Posted on Wednesday, June 23 by Registered CommenterSteve Hall in | CommentsPost a Comment

One line of thinking goes that outsourcing would be a natural choice during the downturn as companies seek to tackle costly and often inefficient functions. But while it’s well-recognised that this is far too simplified a view, it’s safe to say that, as yet, the outsourcing market hasn’t witnessed the jump in 2010 that many were predicting. Yet it's not obvious why that is.

In a recent analysis piece, Procurement Leaders looked at some of the reasons that might be – companies minimising risk exposure, lessening large-scale projects – and reaches the conclusion that the outsourcing industry, ambitious though it is, has work to do.

For those that keep up with some of the excellent industry blogs around, there’s a clear mountain of very smart people who are reconsidering what outsourcing can do and it seems that there’s still a large degree of education to be done around how outsourcing should be treated.

If, for example, CIOs are increasingly focusing on cost optimisation and regarding risk and compliance measures as crucial to their organisation, as a recent study indicated, that says something about what they will be looking for in outsourcing.

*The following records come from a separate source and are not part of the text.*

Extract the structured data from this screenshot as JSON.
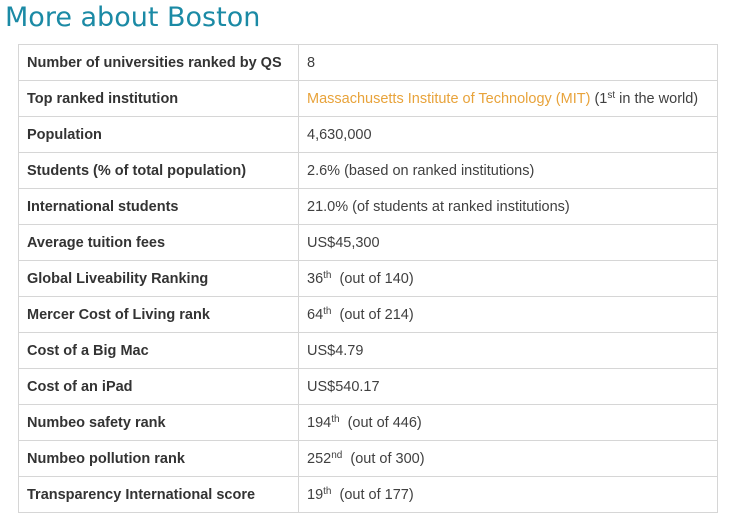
{
  "page": {
    "title": "More about Boston"
  },
  "colors": {
    "heading": "#1b8aa5",
    "link": "#e8a33b",
    "border": "#d6d6d6"
  },
  "rows": [
    {
      "label": "Number of universities ranked by QS",
      "value": "8"
    },
    {
      "label": "Top ranked institution",
      "link": "Massachusetts Institute of Technology (MIT)",
      "value_prefix": " (1",
      "sup": "st",
      "value": " in the world)"
    },
    {
      "label": "Population",
      "value": "4,630,000"
    },
    {
      "label": "Students (% of total population)",
      "value": "2.6% (based on ranked institutions)"
    },
    {
      "label": "International students",
      "value": "21.0% (of students at ranked institutions)"
    },
    {
      "label": "Average tuition fees",
      "value": "US$45,300"
    },
    {
      "label": "Global Liveability Ranking",
      "value_prefix": "36",
      "sup": "th",
      "value": "  (out of 140)"
    },
    {
      "label": "Mercer Cost of Living rank",
      "value_prefix": "64",
      "sup": "th",
      "value": "  (out of 214)"
    },
    {
      "label": "Cost of a Big Mac",
      "value": "US$4.79"
    },
    {
      "label": "Cost of an iPad",
      "value": "US$540.17"
    },
    {
      "label": "Numbeo safety rank",
      "value_prefix": "194",
      "sup": "th",
      "value": "  (out of 446)"
    },
    {
      "label": "Numbeo pollution rank",
      "value_prefix": "252",
      "sup": "nd",
      "value": "  (out of 300)"
    },
    {
      "label": "Transparency International score",
      "value_prefix": "19",
      "sup": "th",
      "value": "  (out of 177)"
    }
  ]
}
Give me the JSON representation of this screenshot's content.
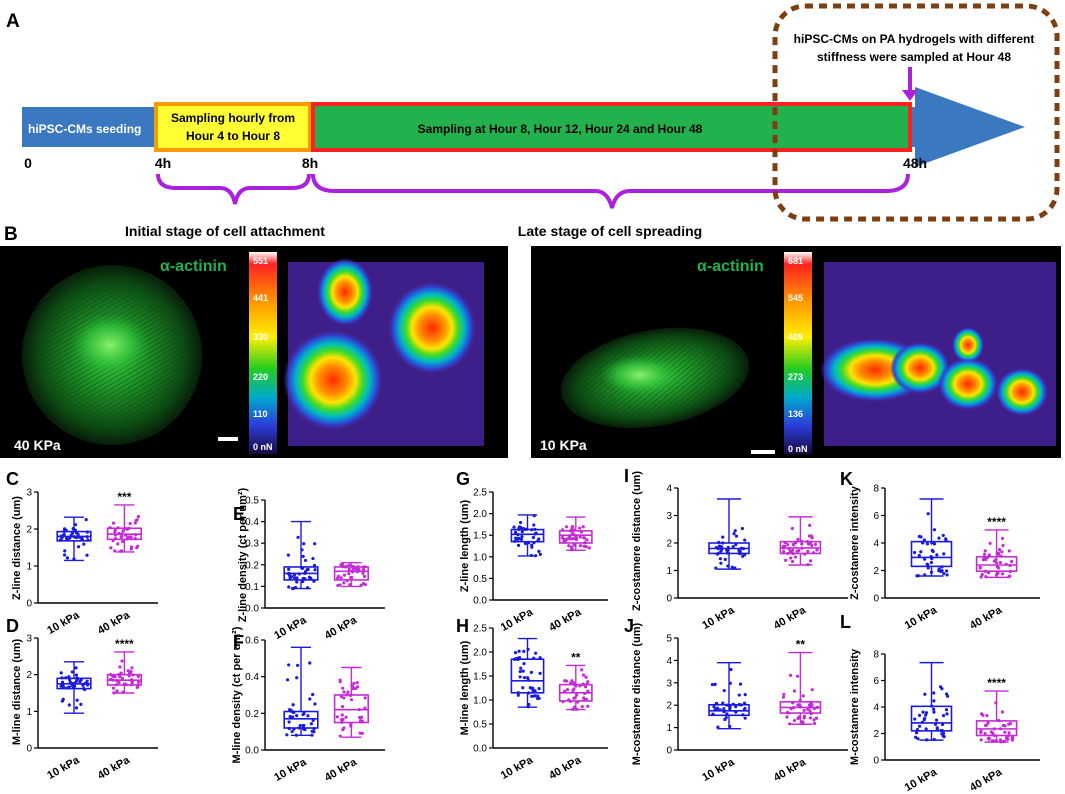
{
  "panel_a": {
    "letter": "A",
    "note_line1": "hiPSC-CMs on PA hydrogels with different",
    "note_line2": "stiffness were sampled at Hour 48",
    "seg_seeding": "hiPSC-CMs seeding",
    "seg_hourly_line1": "Sampling hourly from",
    "seg_hourly_line2": "Hour 4 to Hour 8",
    "seg_main": "Sampling at Hour 8, Hour 12, Hour 24 and Hour 48",
    "ticks": [
      "0",
      "4h",
      "8h",
      "48h"
    ],
    "colors": {
      "arrow": "#3a78c0",
      "hourly_fill": "#ffff33",
      "hourly_border": "#ff9900",
      "main_fill": "#22b14c",
      "main_border": "#ff2020",
      "brace": "#aa22dd",
      "dashed": "#7b3f12"
    }
  },
  "panel_b": {
    "letter": "B",
    "left_title": "Initial stage of cell attachment",
    "right_title": "Late stage of cell spreading",
    "stain": "α-actinin",
    "left_stiffness": "40 KPa",
    "right_stiffness": "10 KPa",
    "left_scale": [
      "551",
      "441",
      "330",
      "220",
      "110",
      "0 nN"
    ],
    "right_scale": [
      "681",
      "545",
      "409",
      "273",
      "136",
      "0 nN"
    ]
  },
  "chart_data": [
    {
      "panel": "C",
      "type": "box",
      "ylabel": "Z-line distance (um)",
      "ylim": [
        0,
        3
      ],
      "yticks": [
        "0",
        "1",
        "2",
        "3"
      ],
      "categories": [
        "10 kPa",
        "40 kPa"
      ],
      "significance": "***",
      "series": [
        {
          "name": "10 kPa",
          "color": "#1a1adf",
          "min": 1.15,
          "q1": 1.68,
          "median": 1.8,
          "q3": 1.93,
          "max": 2.32
        },
        {
          "name": "40 kPa",
          "color": "#c42bd6",
          "min": 1.38,
          "q1": 1.72,
          "median": 1.86,
          "q3": 2.02,
          "max": 2.65
        }
      ]
    },
    {
      "panel": "D",
      "type": "box",
      "ylabel": "M-line distance (um)",
      "ylim": [
        0,
        3
      ],
      "yticks": [
        "0",
        "1",
        "2",
        "3"
      ],
      "categories": [
        "10 kPa",
        "40 kPa"
      ],
      "significance": "****",
      "series": [
        {
          "name": "10 kPa",
          "color": "#1a1adf",
          "min": 0.95,
          "q1": 1.62,
          "median": 1.75,
          "q3": 1.9,
          "max": 2.35
        },
        {
          "name": "40 kPa",
          "color": "#c42bd6",
          "min": 1.5,
          "q1": 1.72,
          "median": 1.85,
          "q3": 2.0,
          "max": 2.62
        }
      ]
    },
    {
      "panel": "E",
      "type": "box",
      "ylabel": "Z-line density (ct per um²)",
      "ylim": [
        0,
        0.5
      ],
      "yticks": [
        "0.0",
        "0.1",
        "0.2",
        "0.3",
        "0.4",
        "0.5"
      ],
      "categories": [
        "10 kPa",
        "40 kPa"
      ],
      "significance": "",
      "series": [
        {
          "name": "10 kPa",
          "color": "#1a1adf",
          "min": 0.09,
          "q1": 0.13,
          "median": 0.16,
          "q3": 0.19,
          "max": 0.4
        },
        {
          "name": "40 kPa",
          "color": "#c42bd6",
          "min": 0.1,
          "q1": 0.13,
          "median": 0.17,
          "q3": 0.19,
          "max": 0.21
        }
      ]
    },
    {
      "panel": "F",
      "type": "box",
      "ylabel": "M-line density (ct per um²)",
      "ylim": [
        0,
        0.6
      ],
      "yticks": [
        "0.0",
        "0.2",
        "0.4",
        "0.6"
      ],
      "categories": [
        "10 kPa",
        "40 kPa"
      ],
      "significance": "",
      "series": [
        {
          "name": "10 kPa",
          "color": "#1a1adf",
          "min": 0.08,
          "q1": 0.12,
          "median": 0.17,
          "q3": 0.21,
          "max": 0.56
        },
        {
          "name": "40 kPa",
          "color": "#c42bd6",
          "min": 0.07,
          "q1": 0.15,
          "median": 0.22,
          "q3": 0.3,
          "max": 0.45
        }
      ]
    },
    {
      "panel": "G",
      "type": "box",
      "ylabel": "Z-line length (um)",
      "ylim": [
        0,
        2.5
      ],
      "yticks": [
        "0.0",
        "0.5",
        "1.0",
        "1.5",
        "2.0",
        "2.5"
      ],
      "categories": [
        "10 kPa",
        "40 kPa"
      ],
      "significance": "",
      "series": [
        {
          "name": "10 kPa",
          "color": "#1a1adf",
          "min": 1.02,
          "q1": 1.35,
          "median": 1.52,
          "q3": 1.63,
          "max": 1.97
        },
        {
          "name": "40 kPa",
          "color": "#c42bd6",
          "min": 1.15,
          "q1": 1.32,
          "median": 1.5,
          "q3": 1.6,
          "max": 1.92
        }
      ]
    },
    {
      "panel": "H",
      "type": "box",
      "ylabel": "M-line length (um)",
      "ylim": [
        0,
        2.5
      ],
      "yticks": [
        "0.0",
        "0.5",
        "1.0",
        "1.5",
        "2.0",
        "2.5"
      ],
      "categories": [
        "10 kPa",
        "40 kPa"
      ],
      "significance": "**",
      "series": [
        {
          "name": "10 kPa",
          "color": "#1a1adf",
          "min": 0.85,
          "q1": 1.15,
          "median": 1.4,
          "q3": 1.85,
          "max": 2.28
        },
        {
          "name": "40 kPa",
          "color": "#c42bd6",
          "min": 0.8,
          "q1": 0.98,
          "median": 1.15,
          "q3": 1.32,
          "max": 1.72
        }
      ]
    },
    {
      "panel": "I",
      "type": "box",
      "ylabel": "Z-costamere distance (um)",
      "ylim": [
        0,
        4
      ],
      "yticks": [
        "0",
        "1",
        "2",
        "3",
        "4"
      ],
      "categories": [
        "10 kPa",
        "40 kPa"
      ],
      "significance": "",
      "series": [
        {
          "name": "10 kPa",
          "color": "#1a1adf",
          "min": 1.05,
          "q1": 1.62,
          "median": 1.8,
          "q3": 2.0,
          "max": 3.6
        },
        {
          "name": "40 kPa",
          "color": "#c42bd6",
          "min": 1.2,
          "q1": 1.62,
          "median": 1.82,
          "q3": 2.05,
          "max": 2.95
        }
      ]
    },
    {
      "panel": "J",
      "type": "box",
      "ylabel": "M-costamere distance (um)",
      "ylim": [
        0,
        5
      ],
      "yticks": [
        "0",
        "1",
        "2",
        "3",
        "4",
        "5"
      ],
      "categories": [
        "10 kPa",
        "40 kPa"
      ],
      "significance": "**",
      "series": [
        {
          "name": "10 kPa",
          "color": "#1a1adf",
          "min": 0.95,
          "q1": 1.55,
          "median": 1.75,
          "q3": 2.02,
          "max": 3.9
        },
        {
          "name": "40 kPa",
          "color": "#c42bd6",
          "min": 1.15,
          "q1": 1.65,
          "median": 1.9,
          "q3": 2.15,
          "max": 4.35
        }
      ]
    },
    {
      "panel": "K",
      "type": "box",
      "ylabel": "Z-costamere intensity",
      "ylim": [
        0,
        8
      ],
      "yticks": [
        "0",
        "2",
        "4",
        "6",
        "8"
      ],
      "categories": [
        "10 kPa",
        "40 kPa"
      ],
      "significance": "****",
      "series": [
        {
          "name": "10 kPa",
          "color": "#1a1adf",
          "min": 1.6,
          "q1": 2.3,
          "median": 2.95,
          "q3": 4.1,
          "max": 7.2
        },
        {
          "name": "40 kPa",
          "color": "#c42bd6",
          "min": 1.5,
          "q1": 1.95,
          "median": 2.4,
          "q3": 3.0,
          "max": 4.95
        }
      ]
    },
    {
      "panel": "L",
      "type": "box",
      "ylabel": "M-costamere intensity",
      "ylim": [
        0,
        8
      ],
      "yticks": [
        "0",
        "2",
        "4",
        "6",
        "8"
      ],
      "categories": [
        "10 kPa",
        "40 kPa"
      ],
      "significance": "****",
      "series": [
        {
          "name": "10 kPa",
          "color": "#1a1adf",
          "min": 1.5,
          "q1": 2.2,
          "median": 2.8,
          "q3": 4.05,
          "max": 7.35
        },
        {
          "name": "40 kPa",
          "color": "#c42bd6",
          "min": 1.35,
          "q1": 1.85,
          "median": 2.35,
          "q3": 2.95,
          "max": 5.2
        }
      ]
    }
  ]
}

Likewise BPO, the gap between the perceived areas where innovation is a possible outcome of an outsourcing relationship and the reality being achieved at the moment is still surprisingly wide. Again, for all the bold examples of companies that take the ‘if it isn’t what we do, we give it to someone else to do’ approach, there’s still a huge amount  in the current climate that don’t have the mindset to take those risks.

To what extent it’s the outsourcing market that needs to develop and to what extent it’s the businesses which need to have a clearer idea of what they should be getting from an outsourcing relationship and what governance structures they need to have in place to do so is an interesting question.

But procurement can certainly be at the heart of that. Outsourcing isn’t always procurement’s domain, but few are as well positioned as the CPO to demonstrate what exactly outsourcing can and should offer. Perhaps it's time to ask vendors some probing questions.